David Salinas, Huibin Shen, Valerio Perrone.
ICML 2020.

This is the Copula Thompson Sampling approach described in the paper where a surrogate is fitted on the transfer learning data to predict mean and variance of configuration performance given a hyperparameter. The surrogate is then sampled from, and the best configurations are returned as next candidate to evaluate.

Parameters:
  • config_space (Dict[str, Any]) – Configuration space for evaluation function

  • metric (str) – Name of metric to optimize

  • resource_attr (str) – Name of resource attribute

  • transfer_learning_evaluations (Dict[str, TransferLearningTaskEvaluations]) – Dictionary from task name to offline evaluations.

  • mode (str) – Whether to minimize (min) or maximize (max)

  • random_seed (Optional[int]) – Used for randomly sampling candidates

  • kwargs – Additional arguments to HyperbandScheduler

class syne_tune.optimizer.baselines.KDE(config_space, metric, **kwargs)[source]

Bases: FIFOScheduler

Single-fidelity variant of BOHB

Combines FIFOScheduler with TPE-like Bayesian optimization, using kernel density estimators.

See KernelDensityEstimator for kwargs["search_options"] parameters.

Parameters:
  • config_space (Dict[str, Any]) – Configuration space for evaluation function

  • metric (str) – Name of metric to optimize

  • kwargs – Additional arguments to FIFOScheduler

class syne_tune.optimizer.baselines.CQR(config_space, metric, mode='min', random_seed=None, **kwargs)[source]

Bases: FIFOScheduler

Single-fidelity Conformal Quantile Regression approach proposed in:
Optimizing Hyperparameters with Conformal Quantile Regression.
David Salinas, Jacek Golebiowski, Aaron Klein, Matthias Seeger, Cedric Archambeau.
ICML 2023.

The method predict quantile performance with gradient boosted trees and calibrate prediction with conformal predictions.

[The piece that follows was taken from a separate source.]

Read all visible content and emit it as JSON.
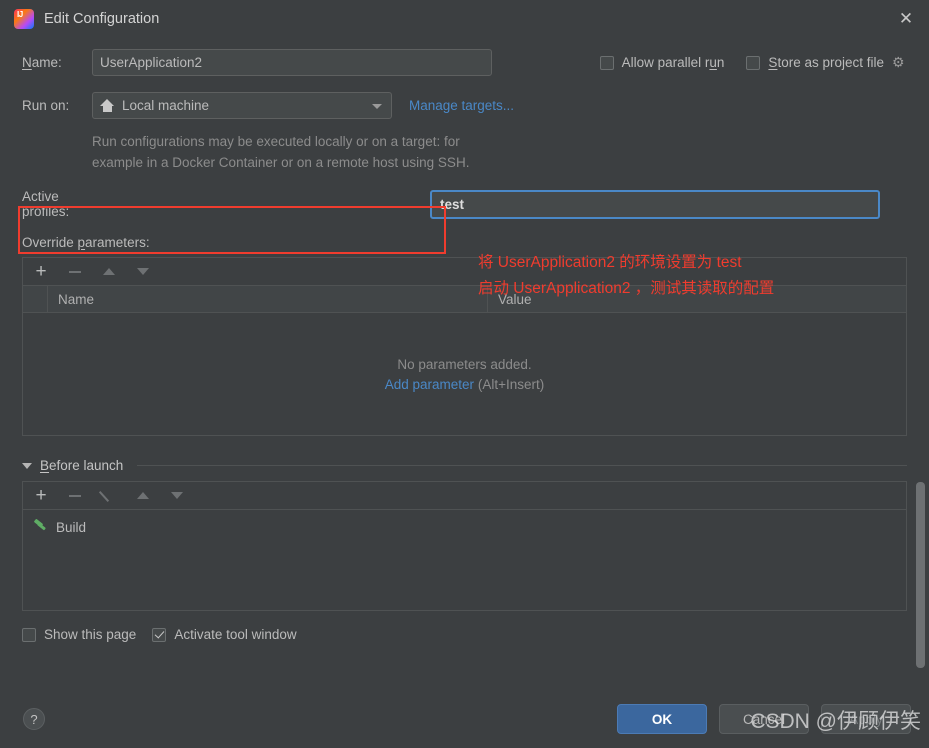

class syne_tune.optimizer.baselines.ASHACQR(config_space, metric, resource_attr, mode='min', random_seed=None, **kwargs)[source]

Bases: HyperbandScheduler

Multi-fidelity Conformal Quantile Regression approach proposed in:
Optimizing Hyperparameters with Conformal Quantile Regression.
David Salinas, Jacek Golebiowski, Aaron Klein, Matthias Seeger, Cedric Archambeau.
ICML 2023.

The method predict quantile performance with gradient boosted trees and calibrate prediction with conformal predictions.